Further refactor parser logic

While the "new" (relatively speaking) parser logic is far superior to the original logic, it is still overly verbose in places, particularly where complex expansions may result in sequences containing choices containing sequences and so on. The logic is perfectly capable of supporting these kinds of expansions, but it currently requires separate non-terminals for each "branch" in parser logic. This results in having a great number of non-terminals that ultimately end up getting dropped during reduction.

If we can allow sub-parses to be specified in-place as opposed to a separate accept() function, then we won't require a massive list of intermediate non-terminals, and thus we won't require a massive list of CST nodes.

Thinking further, we may not even need CST node classes at all, as now they are used only as containers to pass from the parser to the reducer functions.

This is what I envision as the process:

Several accept() functions are used to build the parser. The definitions within these functions contain the logic for building expansions, and the components within these expansions can specify sub-parsers, which can either be more expansions specified in-place, or references to other accept() functions.
Some high-level accept() functions can also specify a reduce() function that will transform the parsed result to an AST node instance.
All of this, including the nesting and reduce() references, will be strongly-typed. The old CST node classes will be replaced with type definitions for these structures, and they will only be needed for the nodes that are passed to the reduce() functions, so they will specify the same nesting that the accept() functions specify.
When an accept() function is called, the AST node is spit back out.

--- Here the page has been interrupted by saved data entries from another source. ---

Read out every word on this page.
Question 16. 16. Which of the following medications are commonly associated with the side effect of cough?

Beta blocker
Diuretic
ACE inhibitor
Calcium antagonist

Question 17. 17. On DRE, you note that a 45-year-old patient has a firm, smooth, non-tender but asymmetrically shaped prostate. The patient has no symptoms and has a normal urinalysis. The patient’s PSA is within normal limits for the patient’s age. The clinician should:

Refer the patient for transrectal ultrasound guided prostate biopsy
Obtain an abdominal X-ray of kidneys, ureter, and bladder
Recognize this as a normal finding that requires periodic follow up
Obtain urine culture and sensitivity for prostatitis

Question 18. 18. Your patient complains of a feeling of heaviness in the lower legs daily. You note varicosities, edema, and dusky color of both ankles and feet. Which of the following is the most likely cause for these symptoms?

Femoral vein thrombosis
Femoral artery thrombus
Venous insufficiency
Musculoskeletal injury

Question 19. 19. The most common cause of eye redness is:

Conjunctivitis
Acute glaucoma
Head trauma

TODO: it may be useful to keep the reduce() and accept() logic split up, so we can implement this in two layers for testing. Adjust this stuff to account for that.

Ok, so we have three types of expansions:

Sequential
Choice
Left-Recursive

Sequential expansions specify a list of expansions to be accepted in sequence, where each expansion is applied as a property to some CST node object.

Choice expansions specify a list of expansions to be tried, and the first one that matches will be applied to a choice property of some CST node object.

Left-Recursive expansions specify two lists: a list of base expansions, which are accepted the same way as a basic choice expansion; and a list of suffixes, which are accepted any number of times after one base has been accepted. Each accepted suffix takes the previous base, inserts it into itself at a specified property, and sets itself as the next base. The first iteration that all suffixes fail, the previous base is returned as the result.

We want to add two primary changes:

CST nodes won't be class instances anymore, just regular objects, but still type checked via some type definitions.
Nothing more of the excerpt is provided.